Недавно он написал своему московскому другу:

«Я работаю в деревне третий год. Это в конце концов несправедливо — загнать человека в глушь и держать его там до седых волос. Я хочу вернуться в Москву. Пускай теперь кто-нибудь другой поработает на моем месте. Связи у тебя есть. Очень прошу устроить мне перевод хотя бы в подмосковную больницу».

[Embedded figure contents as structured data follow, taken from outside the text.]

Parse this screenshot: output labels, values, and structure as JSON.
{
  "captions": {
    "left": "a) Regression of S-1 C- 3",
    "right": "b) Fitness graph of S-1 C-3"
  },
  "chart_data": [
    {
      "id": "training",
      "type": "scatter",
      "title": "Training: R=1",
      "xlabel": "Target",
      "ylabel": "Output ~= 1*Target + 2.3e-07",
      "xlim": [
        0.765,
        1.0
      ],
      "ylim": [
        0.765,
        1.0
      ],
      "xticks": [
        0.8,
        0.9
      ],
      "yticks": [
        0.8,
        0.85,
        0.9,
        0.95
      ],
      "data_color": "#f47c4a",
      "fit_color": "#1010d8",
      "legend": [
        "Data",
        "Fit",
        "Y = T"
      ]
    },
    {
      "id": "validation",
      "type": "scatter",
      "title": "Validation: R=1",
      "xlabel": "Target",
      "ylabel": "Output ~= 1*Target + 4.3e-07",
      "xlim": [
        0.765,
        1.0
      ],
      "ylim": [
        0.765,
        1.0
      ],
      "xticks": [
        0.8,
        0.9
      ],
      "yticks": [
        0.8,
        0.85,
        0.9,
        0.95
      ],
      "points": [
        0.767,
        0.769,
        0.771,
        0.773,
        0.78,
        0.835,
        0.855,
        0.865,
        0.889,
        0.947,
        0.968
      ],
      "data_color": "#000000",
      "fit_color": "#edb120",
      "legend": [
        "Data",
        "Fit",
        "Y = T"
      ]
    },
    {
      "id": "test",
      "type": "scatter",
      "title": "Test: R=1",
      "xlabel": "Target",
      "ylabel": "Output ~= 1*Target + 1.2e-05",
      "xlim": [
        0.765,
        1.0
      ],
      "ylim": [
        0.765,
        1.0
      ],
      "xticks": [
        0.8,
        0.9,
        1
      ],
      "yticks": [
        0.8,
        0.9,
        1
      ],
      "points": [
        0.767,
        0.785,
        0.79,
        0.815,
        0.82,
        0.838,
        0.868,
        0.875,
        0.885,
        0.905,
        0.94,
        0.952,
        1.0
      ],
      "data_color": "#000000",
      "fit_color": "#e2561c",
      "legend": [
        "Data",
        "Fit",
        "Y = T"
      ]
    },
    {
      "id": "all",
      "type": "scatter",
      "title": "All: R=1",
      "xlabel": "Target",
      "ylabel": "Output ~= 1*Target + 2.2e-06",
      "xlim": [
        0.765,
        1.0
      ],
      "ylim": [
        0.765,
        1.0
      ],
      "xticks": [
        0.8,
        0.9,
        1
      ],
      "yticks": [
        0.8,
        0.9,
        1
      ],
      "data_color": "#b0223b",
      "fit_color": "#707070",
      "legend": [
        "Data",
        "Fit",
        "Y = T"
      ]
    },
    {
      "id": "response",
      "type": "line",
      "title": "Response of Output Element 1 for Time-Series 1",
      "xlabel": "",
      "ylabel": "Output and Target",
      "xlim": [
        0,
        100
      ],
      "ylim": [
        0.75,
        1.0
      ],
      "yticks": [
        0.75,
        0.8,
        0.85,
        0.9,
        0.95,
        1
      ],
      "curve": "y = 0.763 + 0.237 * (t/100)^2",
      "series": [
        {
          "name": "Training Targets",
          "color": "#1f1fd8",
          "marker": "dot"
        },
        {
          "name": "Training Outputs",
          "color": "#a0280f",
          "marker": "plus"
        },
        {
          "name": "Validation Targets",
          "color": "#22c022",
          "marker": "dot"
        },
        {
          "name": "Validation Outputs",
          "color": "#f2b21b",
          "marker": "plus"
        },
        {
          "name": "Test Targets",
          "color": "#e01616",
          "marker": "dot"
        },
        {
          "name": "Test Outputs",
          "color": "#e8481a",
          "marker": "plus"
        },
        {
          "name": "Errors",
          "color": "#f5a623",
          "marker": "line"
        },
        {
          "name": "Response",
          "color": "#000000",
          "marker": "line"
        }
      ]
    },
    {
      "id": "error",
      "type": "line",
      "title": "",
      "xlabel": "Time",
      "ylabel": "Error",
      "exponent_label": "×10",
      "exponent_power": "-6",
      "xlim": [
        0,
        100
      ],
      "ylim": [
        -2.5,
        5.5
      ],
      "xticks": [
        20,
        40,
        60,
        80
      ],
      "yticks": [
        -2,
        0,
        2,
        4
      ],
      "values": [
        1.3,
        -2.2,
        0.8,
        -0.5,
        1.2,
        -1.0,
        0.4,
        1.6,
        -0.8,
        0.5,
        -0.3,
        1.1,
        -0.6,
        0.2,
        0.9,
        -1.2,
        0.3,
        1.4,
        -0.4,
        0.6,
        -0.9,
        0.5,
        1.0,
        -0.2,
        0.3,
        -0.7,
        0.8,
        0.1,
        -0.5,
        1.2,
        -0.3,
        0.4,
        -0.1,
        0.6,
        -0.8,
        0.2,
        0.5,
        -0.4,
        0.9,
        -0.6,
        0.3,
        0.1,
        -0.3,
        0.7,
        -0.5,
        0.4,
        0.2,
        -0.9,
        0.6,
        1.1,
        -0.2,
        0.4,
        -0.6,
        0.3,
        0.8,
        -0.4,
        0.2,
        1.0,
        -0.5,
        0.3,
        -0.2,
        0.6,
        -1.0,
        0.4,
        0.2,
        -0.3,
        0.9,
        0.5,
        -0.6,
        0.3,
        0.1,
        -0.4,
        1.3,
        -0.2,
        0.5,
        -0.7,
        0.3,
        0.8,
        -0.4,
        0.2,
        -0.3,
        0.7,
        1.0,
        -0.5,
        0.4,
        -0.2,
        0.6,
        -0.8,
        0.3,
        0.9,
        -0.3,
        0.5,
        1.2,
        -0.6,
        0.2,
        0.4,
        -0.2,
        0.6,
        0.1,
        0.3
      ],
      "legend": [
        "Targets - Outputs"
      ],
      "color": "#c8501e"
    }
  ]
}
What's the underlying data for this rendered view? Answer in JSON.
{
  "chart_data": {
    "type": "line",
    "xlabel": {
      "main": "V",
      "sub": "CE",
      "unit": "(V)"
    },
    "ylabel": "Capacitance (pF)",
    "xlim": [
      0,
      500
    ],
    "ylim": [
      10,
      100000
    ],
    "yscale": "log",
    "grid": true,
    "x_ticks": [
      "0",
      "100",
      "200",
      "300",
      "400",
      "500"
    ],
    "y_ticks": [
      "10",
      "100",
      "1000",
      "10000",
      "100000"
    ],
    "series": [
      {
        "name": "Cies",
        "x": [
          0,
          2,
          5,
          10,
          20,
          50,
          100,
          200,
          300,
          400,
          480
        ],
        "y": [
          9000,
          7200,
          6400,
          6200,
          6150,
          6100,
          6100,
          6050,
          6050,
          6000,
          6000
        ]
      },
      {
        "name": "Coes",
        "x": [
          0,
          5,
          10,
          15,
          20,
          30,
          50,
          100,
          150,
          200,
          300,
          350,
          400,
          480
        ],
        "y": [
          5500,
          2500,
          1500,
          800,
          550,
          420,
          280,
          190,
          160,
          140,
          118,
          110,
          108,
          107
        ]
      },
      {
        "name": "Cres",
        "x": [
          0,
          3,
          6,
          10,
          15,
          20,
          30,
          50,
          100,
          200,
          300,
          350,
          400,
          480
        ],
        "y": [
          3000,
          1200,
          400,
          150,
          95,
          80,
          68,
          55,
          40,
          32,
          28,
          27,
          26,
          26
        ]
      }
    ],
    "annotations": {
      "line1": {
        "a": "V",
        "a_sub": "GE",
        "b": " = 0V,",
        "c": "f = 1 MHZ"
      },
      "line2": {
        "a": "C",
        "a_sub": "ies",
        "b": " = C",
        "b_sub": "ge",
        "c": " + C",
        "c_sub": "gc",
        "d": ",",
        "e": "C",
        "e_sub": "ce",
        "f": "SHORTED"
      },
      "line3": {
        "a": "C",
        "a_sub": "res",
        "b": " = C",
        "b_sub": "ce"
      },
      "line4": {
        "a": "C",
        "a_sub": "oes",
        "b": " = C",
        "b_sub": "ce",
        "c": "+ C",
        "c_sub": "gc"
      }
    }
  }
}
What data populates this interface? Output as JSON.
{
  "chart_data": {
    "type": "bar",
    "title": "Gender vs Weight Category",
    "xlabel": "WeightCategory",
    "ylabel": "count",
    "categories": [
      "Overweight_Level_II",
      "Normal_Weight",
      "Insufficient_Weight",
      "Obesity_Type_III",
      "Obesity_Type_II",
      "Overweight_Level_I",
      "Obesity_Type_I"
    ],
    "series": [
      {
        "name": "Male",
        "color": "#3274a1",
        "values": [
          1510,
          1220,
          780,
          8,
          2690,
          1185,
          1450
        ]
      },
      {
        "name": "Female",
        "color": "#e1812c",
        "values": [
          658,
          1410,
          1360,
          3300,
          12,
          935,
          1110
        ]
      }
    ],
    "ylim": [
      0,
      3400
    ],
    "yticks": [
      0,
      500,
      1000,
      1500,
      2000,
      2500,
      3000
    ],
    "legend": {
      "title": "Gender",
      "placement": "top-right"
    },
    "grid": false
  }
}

Московский друг ответил доктору так:

«Твое письмо пришлось как нельзя более кстати. Вскоре открывается новая больница в Ленинской слободе. Я назначен заведующим и через неделю начну комплектовать штат. Больница будет образцовая, поэтому в Мосздраве ко мне относятся с почтением и вниманием. Я буду решительно настаивать на твоем переводе и нисколько не сомневаюсь в успехе. Приготовься и по первому сигналу немедленно выезжай, чтобы районщики не успели опомниться и задержать тебя».

Теперь доктор ждал решительного известия.

Гулкие удары топора разбудили его опять на рассвете. Не одеваясь, он подбежал к окну, сдвинул шпингалеты. Рама открылась сразу на оба раствора. Утро пахло морозом: рябина стряхивала на подоконник росу.

— Я, мил человек... это все я стучу. Крыльцо вот подправляю. Опять раскачали мужики.

Оставляя на седой траве темнозеленые следы, подошел Кузьма Андреевич.

— Все чинишь, — растроганно сказал доктор. — Сознательный ты человек, Кузьма Андреевич. Как будто о своем доме заботишься.

Кузьма Андреевич смутился и поспешно отвел глаза.

— Крышу я тебе, Алексей Степанов, исправил... крыльцо. Сделай теперь мне уважение.

— Всегда готов, — улыбнулся доктор, поднимая по-пионерски руку.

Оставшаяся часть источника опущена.